Der Mission nach wie vor eng verbunden, meint Dinkelaker heute, dass sich die EMS-Gemeinschaft „als ökumenisches Lernfeld im Geist der ‚Einheit in Vielfalt‘ bewährt“ und „Abhängigkeitsmuster der Vergangenheit“ überwunden habe. Das sei etwa bei einer „Zerreißprobe“ wie dem Umgang mit Homosexualität deutlich geworden, in dem sich auch die EMS für das Gespräch in Safe Spaces entschieden hat, aber auch etwa bei Korruptionsvorwürfen gegen eine Kirche oder der kontroversen Diskussion über Geschlechtergerechtigkeit, sexuelle Gewalt oder HIV/AIDS. Alle hätten „an dem Willen festgehalten, die Gemeinschaft nicht aufs Spiel zu setzen“.

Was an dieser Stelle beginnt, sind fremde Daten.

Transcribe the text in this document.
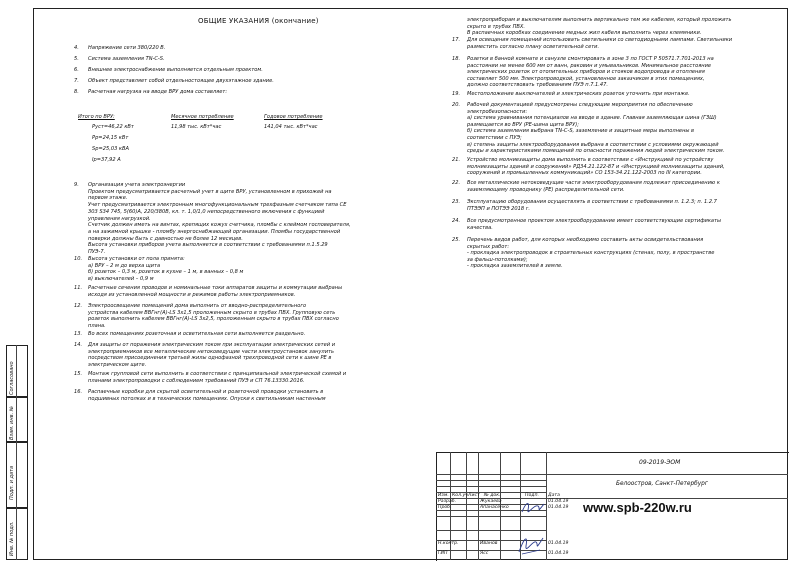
Согласовано
Взам. инв. №
Подп. и дата
Инв. № подл.
ОБЩИЕ УКАЗАНИЯ (окончание)
4. Напряжение сети 380/220 В.
5. Система заземления TN-C-S.
6. Внешнее электроснабжение выполняется отдельным проектом.
7. Объект представляет собой отдельностоящее двухэтажное здание.
8. Расчетная нагрузка на вводе ВРУ дома составляет:
Итого по ВРУ:	Месячное потребление	Годовое потребление
Руст=46,22 кВт	11,98 тыс. кВт*час	141,04 тыс. кВт*час
Рр=24,15 кВт
Sp=25,03 кВА
Ip=37,92 А
9. Организация учета электроэнергии
Проектом предусматривается расчетный учет в щите ВРУ, установленном в прихожей на
первом этаже.
Учет предусматривается электронным многофункциональным трехфазным счетчиком типа CE
303 S34 745, 5(60)А, 220/380В, кл. т. 1,0/1,0 непосредственного включения с функцией
управления нагрузкой.
Счетчик должен иметь на винтах, крепящих кожух счетчика, пломбы с клеймом госповерителя,
а на зажимной крышке - пломбу энергоснабжающей организации. Пломбы государственной
поверки должны быть с давностью не более 12 месяцев.
Высота установки приборов учета выполняется в соответствии с требованиями п.1.5.29
ПУЭ-7.
10. Высота установки от пола принята:
а) ВРУ – 2 м до верха щита
б) розеток – 0,3 м, розеток в кухне – 1 м, в ванных – 0,8 м
в) выключателей – 0,9 м
11. Расчетные сечения проводов и номинальные токи аппаратов защиты и коммутации выбраны
исходя из установленной мощности и режимов работы электроприемников.
12. Электроосвещение помещений дома выполнить от вводно-распределительного
устройства кабелем ВВГнг(А)-LS 3х1,5 проложенным скрыто в трубах ПВХ. Групповую сеть
розеток выполнить кабелем ВВГнг(А)-LS 3х2,5, проложенным скрыто в трубах ПВХ согласно
плана.
13. Во всех помещениях розеточная и осветительная сети выполняется раздельно.
14. Для защиты от поражения электрическим током при эксплуатации электрических сетей и
электроприемников все металлические нетоковедущие части электроустановок занулить
посредством присоединения третьей жилы однофазной трехпроводной сети к шине РЕ в
электрическом щите.
15. Монтаж групповой сети выполнить в соответствии с принципиальной электрической схемой и
планами электропроводки с соблюдением требований ПУЭ и СП 76.13330.2016.
16. Распаечные коробки для скрытой осветительной и розеточной проводки установить в
подшивных потолках и в технических помещениях. Опуски к светильникам настенным
электроприборам и выключателям выполнить вертикально тем же кабелем, который проложить
скрыто в трубах ПВХ.
В распаечных коробках соединение медных жил кабеля выполнить через клеммники.
17. Для освещения помещений использовать светильники со светодиодными лампами. Светильники
разместить согласно плану осветительной сети.
18. Розетки в банной комнате и санузле смонтировать в зоне 3 по ГОСТ Р 50571.7.701-2013 на
расстоянии не менее 600 мм от ванн, раковин и умывальников. Минимальное расстояние
электрических розеток от отопительных приборов и стояков водопровода и отопления
составляет 500 мм. Электропроводкой, установленное заказчиком в этих помещениях,
должно соответствовать требованиям ПУЭ п.7.1.47.
19. Местоположение выключателей и электрических розеток уточнить при монтаже.
20. Рабочей документацией предусмотрены следующие мероприятия по обеспечению
электробезопасности:
а) система уравнивания потенциалов на вводе в здание. Главная заземляющая шина (ГЗШ)
размещается во ВРУ (РЕ-шина щита ВРУ);
б) система заземления выбрана TN-C-S, заземление и защитные меры выполнены в
соответствии с ПУЭ;
в) степень защиты электрооборудования выбрана в соответствии с условиями окружающей
среды и характеристиками помещений по опасности поражения людей электрическим током.
21. Устройство молниезащиты дома выполнить в соответствии с «Инструкцией по устройству
молниезащиты зданий и сооружений» РД34.21.122-87 и «Инструкцией молниезащиты зданий,
сооружений и промышленных коммуникаций» СО 153-34.21.122-2003 по III категории.
22. Все металлические нетоковедущие части электрооборудования подлежат присоединению к
заземляющему проводнику (РЕ) распределительной сети.
23. Эксплуатацию оборудования осуществлять в соответствии с требованиями п. 1.2.3; п. 1.2.7
ПТЭЭП и ПОТЭЭ 2018 г.
24. Все предусмотренное проектом электрооборудование имеет соответствующие сертификаты
качества.
25. Перечень видов работ, для которых необходимо составить акты освидетельствования
скрытых работ:
- прокладка электропроводок в строительных конструкциях (стенах, полу, в пространстве
за фальш-потолками);
- прокладка заземлителей в земле.
09-2019-ЭОМ
Белоостров, Санкт-Петербург
www.spb-220w.ru
Изм. Кол.уч Лист № док.	Подп. Дата
Разраб.	Жукаева	01.04.19
Проб.	Апанасенко	01.04.19
Н.контр.	Иванов	01.04.19
ГИП	Ясс	01.04.19
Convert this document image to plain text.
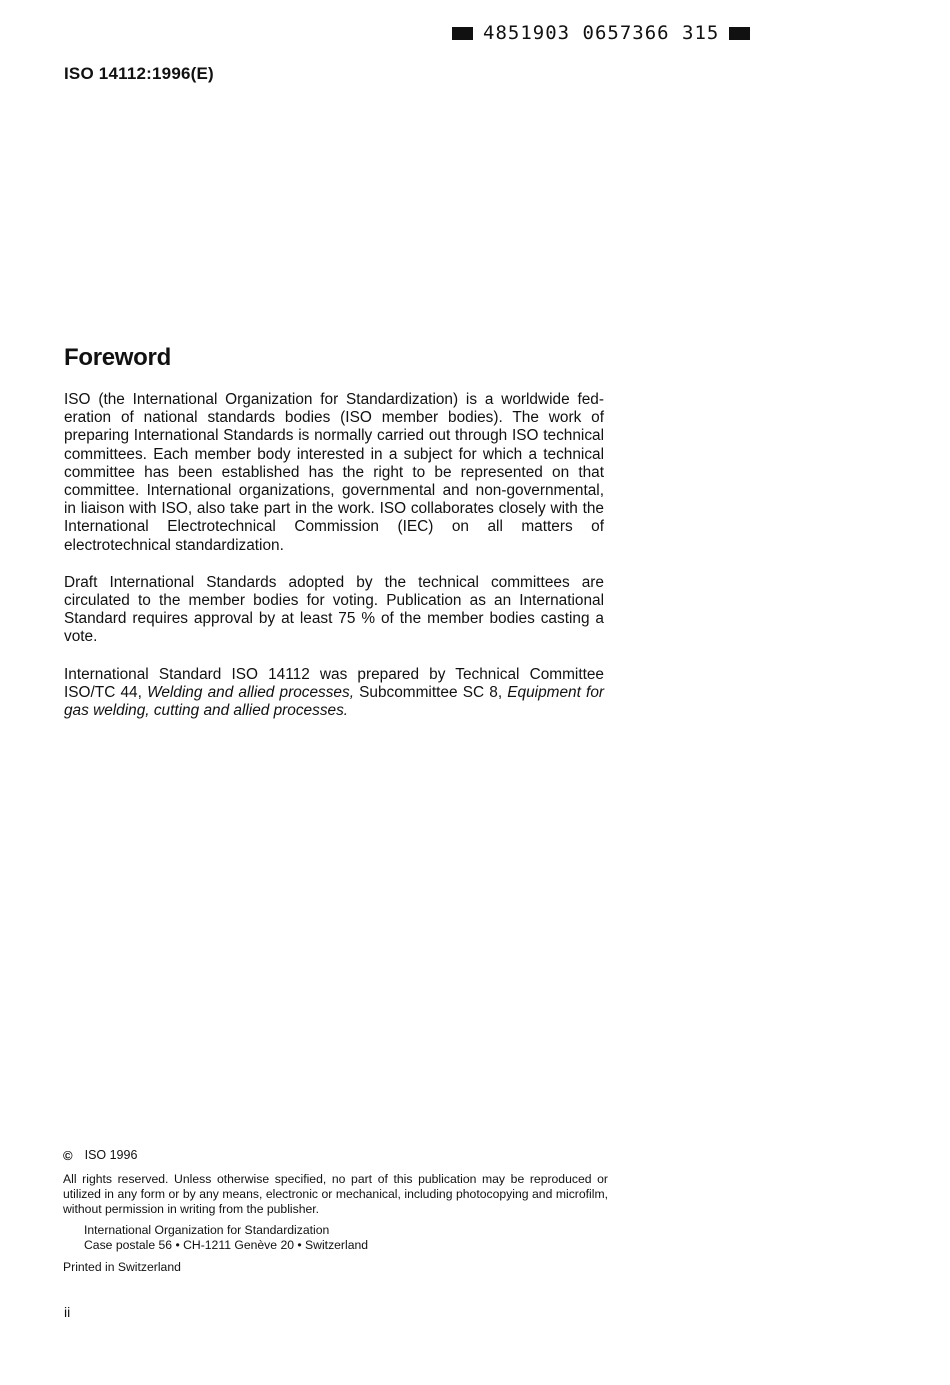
4851903 0657366 315
ISO 14112:1996(E)
Foreword

ISO (the International Organization for Standardization) is a worldwide federation of national standards bodies (ISO member bodies). The work of preparing International Standards is normally carried out through ISO technical committees. Each member body interested in a subject for which a technical committee has been established has the right to be represented on that committee. International organizations, governmental and non-governmental, in liaison with ISO, also take part in the work. ISO collaborates closely with the International Electrotechnical Commission (IEC) on all matters of electrotechnical standardization.

Draft International Standards adopted by the technical committees are circulated to the member bodies for voting. Publication as an International Standard requires approval by at least 75 % of the member bodies casting a vote.

International Standard ISO 14112 was prepared by Technical Committee ISO/TC 44, Welding and allied processes, Subcommittee SC 8, Equipment for gas welding, cutting and allied processes.

© ISO 1996
All rights reserved. Unless otherwise specified, no part of this publication may be reproduced or utilized in any form or by any means, electronic or mechanical, including photocopying and microfilm, without permission in writing from the publisher.
International Organization for Standardization
Case postale 56 • CH-1211 Genève 20 • Switzerland
Printed in Switzerland
ii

Anders als die VEM hat die EMS keine Regionalbüros, sondern setzt auf Vernetzung im Rahmen von Projekten etwa zwischen den Kirchen verschiedener Länder wie Korea und Südafrika. Und in der Stuttgarter Zentrale gibt es bisher nur zwei Mitarbeitende mit „nicht deutschem Pass“, wie Geschäftsführer Rudolf Bausch es formuliert. Aber genau wie bei der VEM werden alle Entscheidungen gemeinsam getroffen, obwohl auch hier nur ein Bruchteil der Finanzen von Kirchen im Süden aufgebracht werden kann. „Das hat sich gut eingespielt“, so Bausch. Wichtig sind ihm darüber hinaus die interkulturellen Lernprozesse – etwa ein mehrjähriges Bibelleseprojekt „Mit den Augen anderer“, an dem sich seit 2004 rund 250 Gruppen aus 15 Ländern beteiligt haben.
Zur Internationalisierung gebe es „keine Alternative“, schrieb Jochen Motte 1996 als junger Theologe in einem Aufsatz der Zeitschrift für Mission. In seinem Fazit heute schwingen Stolz und Bescheidenheit gleichermaßen mit. „Wir sind nicht das perfekte Modell“, sagt Motte, „aber es funktioniert, und wir haben die ökumenische Landschaft bereichert.“
Für Regine Buschmann geht es dabei auch um „viele tolle Menschen“ aus aller Welt, die sie als Familie empfindet. Als sie vor einiger Zeit eine lebensgefährliche Infektion hatte und eine Beinamputation drohte, kam eine Abordnung von Bischöfen und Kirchenführern von einem VEM-Treffen hinüber ins Krankenhaus und hat an ihrem Bett gesungen und gebetet. „Diese Invasion von lila tragenden Männern, das war wie eine Globalisierung des Glaubens für mich“, sagt Buschmann. Und das Bein blieb dran.